Sua força física mal era suficiente para mantê-lo de pé. As pernas tremiam sem controle; a mão que tentava empurrá-lo para cima escorregava no próprio joelho onde se apoiava.
Ele ainda tinha energia interna. Sentia o Éther disponível, circulando dentro de si. Mas acessá-lo exigia foco e uma mente estável e tudo o que conseguia naquele momento era um turbilhão de dor e exaustão.
O inseto não lhe deu tempo para ordenar os pensamentos, e a primeira lâmina de vibração foi disparada. Kai tentou se levantar e saltar para o lado, mas o corpo não obedeceu. A lâmina atingiu sua coxa.
O membro acertado falhou, dobrando-se sem qualquer resistência. Mas ele não podia ficar parado; pelo canto do olho, conseguiu ver outro ataque vindo em sua direção. Então deitado rolou pelo solo áspero, sentindo a vibração da habilidade agitar sua perna.
A segunda lâmina passou a poucos centímetros de seu ombro, cortando parte do chão no trajeto. E não parou por aí.

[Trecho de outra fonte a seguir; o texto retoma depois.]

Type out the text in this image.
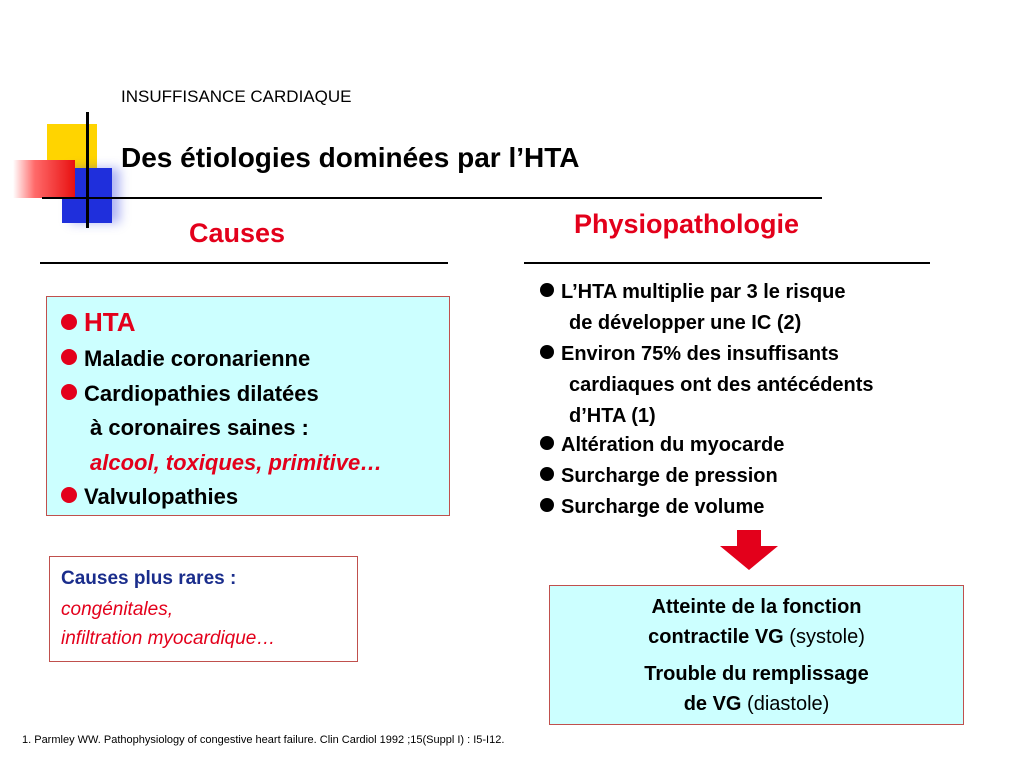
INSUFFISANCE CARDIAQUE
Des étiologies dominées par l’HTA
Causes
HTA
Maladie coronarienne
Cardiopathies dilatées
à coronaires saines :
alcool, toxiques, primitive…
Valvulopathies
Causes plus rares :
congénitales,
infiltration myocardique…
Physiopathologie
L’HTA multiplie par 3 le risque
de développer une IC (2)
Environ 75% des insuffisants
cardiaques ont des antécédents
d’HTA (1)
Altération du myocarde
Surcharge de pression
Surcharge de volume
Atteinte de la fonction
contractile VG (systole)
Trouble du remplissage
de VG (diastole)
1. Parmley WW. Pathophysiology of congestive heart failure. Clin Cardiol 1992 ;15(Suppl I) : I5-I12.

Ondas de vibração foram lançadas em sequência, descontroladas, como se a criatura despejasse toda a fúria em cada ataque. Marcas começaram a se multiplicar pela câmara; fissuras se abriram no chão em todas as direções.
Quando achou que conseguiria sair daquela situação, sentindo enfim a exaustão clara da criatura, um obstáculo surgiu em seu caminho. Incapaz de alterar a trajetória, acertou a rocha que se projetava do solo, fazendo-o parar por um instante.
“Oh merd…!”
Não teve tempo de terminar o xingamento.
Duas lâminas sucessivas o atingiram. A primeira acertou-lhe o flanco, atravessando os músculos já doloridos; a segunda atravessou o meio das costas, e o corpo estremeceu sob os efeitos colaterais da habilidade. Um tremor nauseante percorreu cada parte de si. A mente começou a se fragmentar, sendo possuída por uma tontura e logo em seguida uma escuridão parcial. Aquela tenacidade de permanecer consciente começou a se entregar a uma vontade de relaxar e dormir.

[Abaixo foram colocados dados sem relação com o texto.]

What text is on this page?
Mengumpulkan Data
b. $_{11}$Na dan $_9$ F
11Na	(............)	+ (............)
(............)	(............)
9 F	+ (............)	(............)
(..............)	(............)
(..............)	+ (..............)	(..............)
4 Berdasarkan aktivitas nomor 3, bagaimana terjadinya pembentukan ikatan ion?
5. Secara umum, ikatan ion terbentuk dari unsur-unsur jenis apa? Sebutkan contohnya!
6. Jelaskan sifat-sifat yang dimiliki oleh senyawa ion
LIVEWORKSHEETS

Mas, no instante seguinte, foi arrancado à força desse sentimento por uma dor súbita, tão intensa que liberou uma onda de adrenalina colossal, varrendo até mesmo os efeitos colaterais que o haviam paralisado. Quando olhou instintivamente para a fonte, o próprio braço esquerdo, seus olhos se arregalaram, e a face empalideceu no mesmo instante.
O bestial havia sido decisivo. Não esperou nem um segundo após acertar a primeira habilidade. Avançou sobre o humano e, com um golpe esmagador de seu chifre no braço esquerdo de Kai, decepou o membro com pura força bruta.
“Eu não queria falhar de novo…” murmurou, com uma lagrima escorrendo enquanto seus olhos se fechavam lentamente.
Do outro lado, Ygdraw deu um passo à frente. A decisão de intervir enfim havia atravessado a barreira que ela mesma impusera. Mas, antes que pudesse mover completamente o corpo, seus os olhos se arregalaram. Percebeu, tarde demais, que havia tomado a decisão um passo atrasado e seu aprendiz pagou o preço por isso.
Então, algo diferente atravessou o campo e sua sutil percepção captou na hora.
Não vinha do Scaroth. Mas sim do corpo caído de Kai.
Tomado por uma tremenda frustração e uma grande angústia, o mundo foi escurecendo ao seu redor. A dor perdeu o significado. O peso do próprio corpo desapareceu. O chão, a câmara, aquele zunido irritante do inseto; tudo começou a se dissolver em um silêncio profundo.
Sua mente vagou no meio daquela escuridão, incapaz de compreender o que havia acontecido. Foi então que percebeu que havia retornado a sua forma Etheria. A mesma de quando acordou em Etheryum; uma de pura energia.
Eu morri? pensou, sem entender onde estava nem como havia chegado ali.
Então uma voz profunda reverberou em seu inconsciente. “Está na hora daquele que julgara acordar.”